On Thursday, TD Bank, which also limited its exposure to the subprime market based on its risk assessment, reported a $1 billion quarterly profit.
Diamond points to five specific characteristics of the firms who are best weathering the current crisis:
- Policies that elevated risk management responsibilities to the highest ranks within the organization, generally on par with CFO-level positions.
- Comprehensive data collection and risk assessment processes that reached beyond individual business lines and asset classes to assess the combined or "aggregated" risk to the firm of all of its investments.
- Strategies that aligned aggregated risk with corporate investment policies and objectives, changing, in a very real way, individual investment decisions.
- A long-term, iterative view of infrastructure improvements that addressed not only the consistency and timeliness of risk information, but also the breadth and comprehensiveness of the information.
- A corporate culture that viewed risk assessment as a core strategic value, delivering significant competitive advantages to the firm.
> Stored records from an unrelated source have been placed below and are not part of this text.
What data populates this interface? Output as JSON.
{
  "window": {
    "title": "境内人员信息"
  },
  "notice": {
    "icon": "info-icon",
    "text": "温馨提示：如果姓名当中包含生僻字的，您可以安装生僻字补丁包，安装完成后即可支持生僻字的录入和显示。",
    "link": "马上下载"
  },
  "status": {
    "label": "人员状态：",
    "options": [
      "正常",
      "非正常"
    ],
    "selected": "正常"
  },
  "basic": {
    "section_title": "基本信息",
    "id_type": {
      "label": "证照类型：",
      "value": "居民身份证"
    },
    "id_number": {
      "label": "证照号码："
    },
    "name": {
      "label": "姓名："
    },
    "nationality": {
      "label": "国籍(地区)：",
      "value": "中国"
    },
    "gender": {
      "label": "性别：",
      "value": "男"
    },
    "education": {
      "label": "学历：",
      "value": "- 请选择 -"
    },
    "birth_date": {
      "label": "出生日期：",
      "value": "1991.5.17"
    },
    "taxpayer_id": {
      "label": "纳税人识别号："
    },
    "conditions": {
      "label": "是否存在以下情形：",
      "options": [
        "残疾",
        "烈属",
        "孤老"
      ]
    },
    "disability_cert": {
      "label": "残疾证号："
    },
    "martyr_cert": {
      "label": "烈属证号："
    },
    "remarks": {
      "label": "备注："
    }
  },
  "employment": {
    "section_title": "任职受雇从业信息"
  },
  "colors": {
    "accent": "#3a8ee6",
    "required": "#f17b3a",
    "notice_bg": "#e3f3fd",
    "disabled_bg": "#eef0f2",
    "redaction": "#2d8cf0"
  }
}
Firms looking to avoid a repeat of the current crisis will need to shore up their risk management capabilities on two fronts—culture and information architecture, says Parker.
Based on its experience working with banks and investment firms, Diamond estimates the cost of addressing governance, modeling consistency, data transparency, and risk control issues to head off another crisis, could require individual investments by the big institutions of between $200 million and $250 million.
"It is a very large amount of money," says Parker, "but if you put it in terms of the losses that they're seeing and the deterioration of their market caps...it's not."